$4M NSF award brings next-generation microscope to UIC
Nanoscale materials represent a class of substances that approach the size of individual atoms, about 0.1 to 10 nanometers, in at least one dimension. These materials exhibit properties that are unique from larger scale substances, and they are essential to advancing a wide array of technologies, from magnetic data-storage systems to superconducting quantum computers to biomaterials and biomedical applications.
To study and use these materials, tools are required to examine them at the atomic level while minimizing any disturbance to their structure. Electron microscopy, which uses electron beams to “see” atoms, is one of the fundamental means by which the structures of nanoscale materials can be studied.
Current designs of high-resolution transmission electron microscopes require a lens to focus an electron beam on the specimen surface, said University of Illinois Chicago physicist Robert Klie.
“A side effect of this design is that the sample material is inadvertently exposed to a high magnetic field, so turning the lens off to eliminate the magnetic field when studying magnetic or superconducting materials makes atomic-resolution analysis impossible,” he said.
UIC researchers will soon have a new tool built to overcome the side effect.
Through an $4 million National Science Foundation grant, UIC will be home to the world’s first analytical, aberration-corrected and monochromated transmission electron microscope with a magnetic field-free objective lens. UIC, through the Office of the Vice Chancellor for Research, will contribute the required cost-share of 30%, or $1.7 million, toward the total instrument cost. OVCR will also contribute nearly $4M to renovate space in the Center for Structural Biology not only to house this microscope, but to refresh some of their other shared research facilities.

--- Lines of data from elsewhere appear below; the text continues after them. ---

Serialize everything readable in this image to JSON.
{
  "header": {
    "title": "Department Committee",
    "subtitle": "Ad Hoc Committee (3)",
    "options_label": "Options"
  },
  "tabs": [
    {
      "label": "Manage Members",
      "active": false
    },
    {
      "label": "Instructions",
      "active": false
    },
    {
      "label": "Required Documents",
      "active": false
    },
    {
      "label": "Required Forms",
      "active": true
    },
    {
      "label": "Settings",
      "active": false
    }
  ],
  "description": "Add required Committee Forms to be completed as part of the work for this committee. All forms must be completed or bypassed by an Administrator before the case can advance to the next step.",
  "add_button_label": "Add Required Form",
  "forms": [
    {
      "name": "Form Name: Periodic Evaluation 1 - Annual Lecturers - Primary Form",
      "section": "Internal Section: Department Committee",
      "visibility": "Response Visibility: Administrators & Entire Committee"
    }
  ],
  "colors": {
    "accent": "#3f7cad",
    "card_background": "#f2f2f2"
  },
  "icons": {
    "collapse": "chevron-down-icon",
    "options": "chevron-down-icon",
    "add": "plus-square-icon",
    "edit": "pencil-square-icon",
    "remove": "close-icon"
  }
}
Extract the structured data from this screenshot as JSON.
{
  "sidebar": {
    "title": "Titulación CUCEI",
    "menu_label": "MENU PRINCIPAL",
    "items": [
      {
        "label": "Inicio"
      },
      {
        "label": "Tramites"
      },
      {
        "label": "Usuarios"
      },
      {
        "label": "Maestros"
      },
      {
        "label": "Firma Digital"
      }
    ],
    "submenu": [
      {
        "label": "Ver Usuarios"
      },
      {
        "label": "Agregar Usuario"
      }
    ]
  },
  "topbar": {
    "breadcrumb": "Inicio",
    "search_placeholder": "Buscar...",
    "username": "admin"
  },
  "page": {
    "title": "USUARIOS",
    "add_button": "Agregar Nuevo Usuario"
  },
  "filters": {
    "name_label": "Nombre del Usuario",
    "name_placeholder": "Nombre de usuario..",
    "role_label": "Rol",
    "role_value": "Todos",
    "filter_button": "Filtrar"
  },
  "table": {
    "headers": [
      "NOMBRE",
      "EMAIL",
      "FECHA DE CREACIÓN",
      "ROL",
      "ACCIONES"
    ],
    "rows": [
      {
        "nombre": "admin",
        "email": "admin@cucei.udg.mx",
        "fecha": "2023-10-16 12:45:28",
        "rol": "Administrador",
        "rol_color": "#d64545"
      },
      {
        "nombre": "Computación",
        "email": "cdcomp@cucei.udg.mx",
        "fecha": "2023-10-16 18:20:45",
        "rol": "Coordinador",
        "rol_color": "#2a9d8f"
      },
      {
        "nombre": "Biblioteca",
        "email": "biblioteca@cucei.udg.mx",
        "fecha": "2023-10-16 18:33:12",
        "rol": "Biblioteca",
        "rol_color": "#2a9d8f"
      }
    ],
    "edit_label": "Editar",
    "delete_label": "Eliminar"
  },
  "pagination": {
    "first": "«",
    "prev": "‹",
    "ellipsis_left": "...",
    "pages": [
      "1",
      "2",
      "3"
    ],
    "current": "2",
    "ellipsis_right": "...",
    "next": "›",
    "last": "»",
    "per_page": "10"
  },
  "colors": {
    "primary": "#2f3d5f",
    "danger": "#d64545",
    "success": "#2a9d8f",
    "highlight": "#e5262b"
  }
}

“The instrument acquired through this grant has a new lens design, providing a magnetic-field-free sample region and, when combined with a nearly mono-energetic electron source, allows for atomic-resolution imaging as well as chemical analysis of these critical materials,” said Klie, UIC professor of physics and the project’s principal investigator.
The instrument will also be equipped with several sample or specimen stages that allow researchers to heat, cool or expose materials to liquids or a controlled magnetic field. The monochromated electron source will also allow for new spectroscopy measurements of materials that undergo changes in structure or properties, including magnetic ordering or superconducting transition, at atomic resolution.

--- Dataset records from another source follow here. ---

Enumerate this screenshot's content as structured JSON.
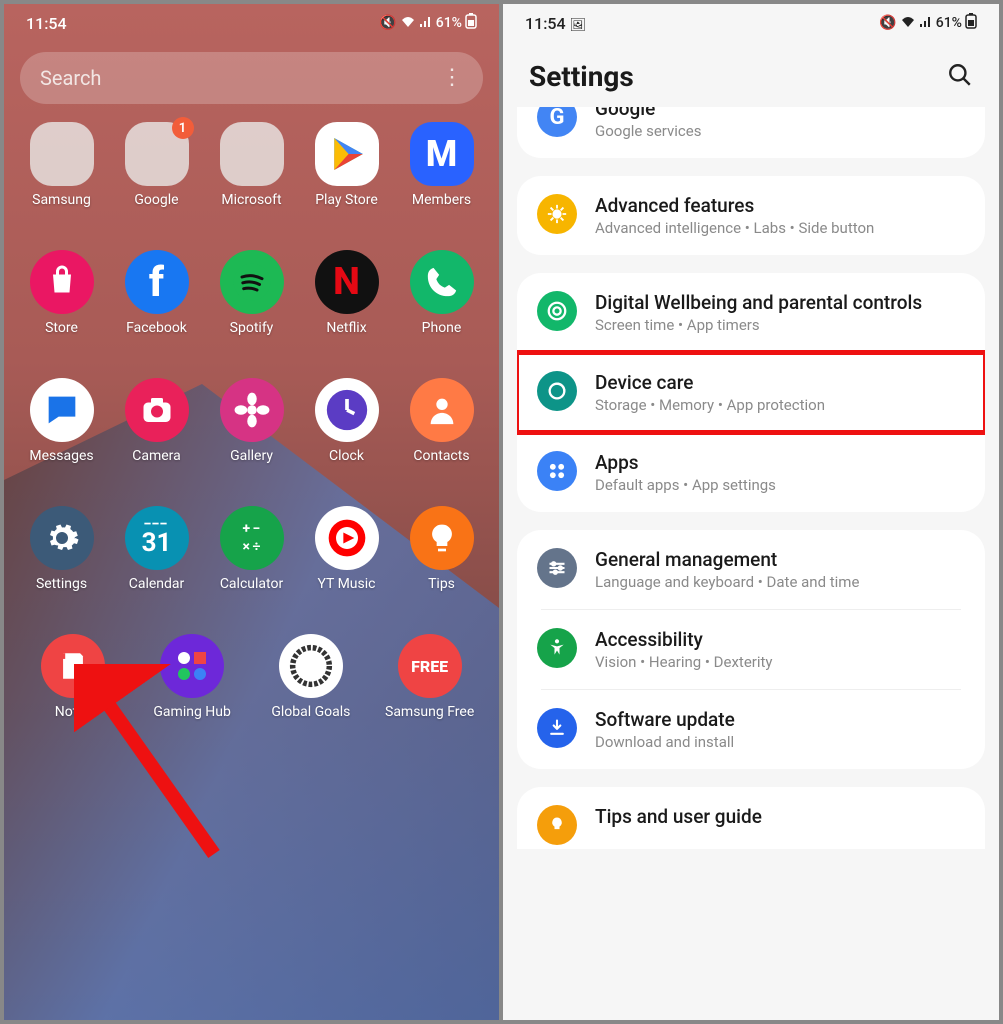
{
  "status": {
    "time": "11:54",
    "battery": "61%"
  },
  "home": {
    "search_placeholder": "Search",
    "rows": [
      [
        {
          "label": "Samsung",
          "type": "folder",
          "colors": [
            "#e53935",
            "#fff",
            "#26c281",
            "#4285f4",
            "#fff",
            "#4285f4",
            "#7e57c2",
            "#26a69a",
            "#ff7043"
          ]
        },
        {
          "label": "Google",
          "type": "folder",
          "badge": "1",
          "colors": [
            "#4285f4",
            "#ea4335",
            "#fff",
            "#34a853",
            "#fbbc05",
            "#0f9d58",
            "#ea4335",
            "#fff",
            "#fff"
          ]
        },
        {
          "label": "Microsoft",
          "type": "folder",
          "colors": [
            "#0078d4",
            "#28a8ea",
            "#0072c6",
            "",
            "",
            "",
            "",
            "",
            ""
          ]
        },
        {
          "label": "Play Store",
          "bg": "#ffffff",
          "glyph": "▶",
          "glyphColor": "linear"
        },
        {
          "label": "Members",
          "bg": "#2962ff",
          "glyph": "M"
        }
      ],
      [
        {
          "label": "Store",
          "bg": "#ea1763",
          "glyph": "shop",
          "round": true
        },
        {
          "label": "Facebook",
          "bg": "#1877f2",
          "glyph": "f",
          "round": true
        },
        {
          "label": "Spotify",
          "bg": "#1db954",
          "glyph": "spotify",
          "round": true
        },
        {
          "label": "Netflix",
          "bg": "#111",
          "glyph": "N",
          "glyphColor": "#e50914",
          "round": true
        },
        {
          "label": "Phone",
          "bg": "#12b76a",
          "glyph": "phone",
          "round": true
        }
      ],
      [
        {
          "label": "Messages",
          "bg": "#fff",
          "glyph": "chat",
          "glyphColor": "#1a73e8",
          "round": true
        },
        {
          "label": "Camera",
          "bg": "#e9215a",
          "glyph": "camera",
          "round": true
        },
        {
          "label": "Gallery",
          "bg": "#d63384",
          "glyph": "flower",
          "round": true
        },
        {
          "label": "Clock",
          "bg": "#fff",
          "glyph": "clock",
          "glyphColor": "#5b3cc4",
          "round": true
        },
        {
          "label": "Contacts",
          "bg": "#ff7a45",
          "glyph": "person",
          "round": true
        }
      ],
      [
        {
          "label": "Settings",
          "bg": "#3c5a78",
          "glyph": "gear",
          "round": true
        },
        {
          "label": "Calendar",
          "bg": "#0891b2",
          "glyph": "31",
          "round": true
        },
        {
          "label": "Calculator",
          "bg": "#16a34a",
          "glyph": "calc",
          "round": true
        },
        {
          "label": "YT Music",
          "bg": "#fff",
          "glyph": "yt",
          "glyphColor": "#ff0000",
          "round": true
        },
        {
          "label": "Tips",
          "bg": "#f97316",
          "glyph": "bulb",
          "round": true
        }
      ],
      [
        {
          "label": "Notes",
          "bg": "#ef4444",
          "glyph": "note",
          "round": true
        },
        {
          "label": "Gaming Hub",
          "bg": "#6d28d9",
          "glyph": "pad",
          "round": true
        },
        {
          "label": "Global Goals",
          "bg": "#fff",
          "glyph": "globe",
          "round": true
        },
        {
          "label": "Samsung Free",
          "bg": "#ef4444",
          "glyph": "FREE",
          "round": true
        }
      ]
    ]
  },
  "settings": {
    "title": "Settings",
    "groups": [
      {
        "partial": "top",
        "items": [
          {
            "title": "Google",
            "sub": "Google services",
            "color": "#4285f4",
            "icon": "G"
          }
        ]
      },
      {
        "items": [
          {
            "title": "Advanced features",
            "sub": "Advanced intelligence  •  Labs  •  Side button",
            "color": "#f7b500",
            "icon": "plus"
          }
        ]
      },
      {
        "items": [
          {
            "title": "Digital Wellbeing and parental controls",
            "sub": "Screen time  •  App timers",
            "color": "#12b76a",
            "icon": "target"
          },
          {
            "title": "Device care",
            "sub": "Storage  •  Memory  •  App protection",
            "color": "#0d9488",
            "icon": "care",
            "highlight": true
          },
          {
            "title": "Apps",
            "sub": "Default apps  •  App settings",
            "color": "#3b82f6",
            "icon": "dots4"
          }
        ]
      },
      {
        "items": [
          {
            "title": "General management",
            "sub": "Language and keyboard  •  Date and time",
            "color": "#64748b",
            "icon": "sliders"
          },
          {
            "title": "Accessibility",
            "sub": "Vision  •  Hearing  •  Dexterity",
            "color": "#16a34a",
            "icon": "a11y"
          },
          {
            "title": "Software update",
            "sub": "Download and install",
            "color": "#2563eb",
            "icon": "dl"
          }
        ]
      },
      {
        "partial": "bottom",
        "items": [
          {
            "title": "Tips and user guide",
            "sub": "",
            "color": "#f59e0b",
            "icon": "bulb"
          }
        ]
      }
    ]
  }
}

Students and scientists at UIC, and across the Midwest and U.S., will also benefit from the microscope acquisition, according to the researchers. The only other microscope similar to this in the world is currently at the University of Tokyo.
Results from experiments using the field-free transmission electron microscope will be integrated into new and existing courses at UIC and help inform new online teaching resources. Annual workshops, sessions at national and international conferences and engagement with local microscopy societies are also part of the principal investigators’ plans.
“In awarding this grant to UIC, the foundation acknowledged the university’s status as a Research-1 level institution and its ability to deliver hands-on research and learning opportunities in cutting-edge quantum, superconducting or biomaterials science to a diverse undergraduate and graduate student community,” Klie said.
The award is issued through the National Science Foundation’s Major Research Instrumentation Program, which supports the development or acquisition of multi-user research instruments that are critical to the advancement of science and engineering, specifically for research and research training at institutions of higher education and not-for-profit scientific/engineering research organizations.
Serving as co-principal investigators on the project are Russell Hemley, College of Liberal Arts and Sciences Distinguished Chair in the Natural Sciences; Jordi Cabana, UIC professor of chemistry; Thomas Searles, UIC associate professor of electrical and computer engineering; and Matthew Daly, UIC assistant professor of civil, materials and environmental engineering. Additional UIC co-principal investigators and senior personnel involved with the project are Fengyuan Shi, director of the Electron Microscopy Core; Kevin Boergens, research assistant professor of physics; Rus Pesavento, research assistant professor of oral biology; Preston Snee, associate professor of chemistry; Jeremiah Abiade, associate professor of mechanical and industrial engineering; Reza Shahbazian-Yassar, professor of mechanical and industrial engineering; and George Crabtree, director of the UIC Energy Initiative and distinguished professor of physics, and electrical and mechanical engineering.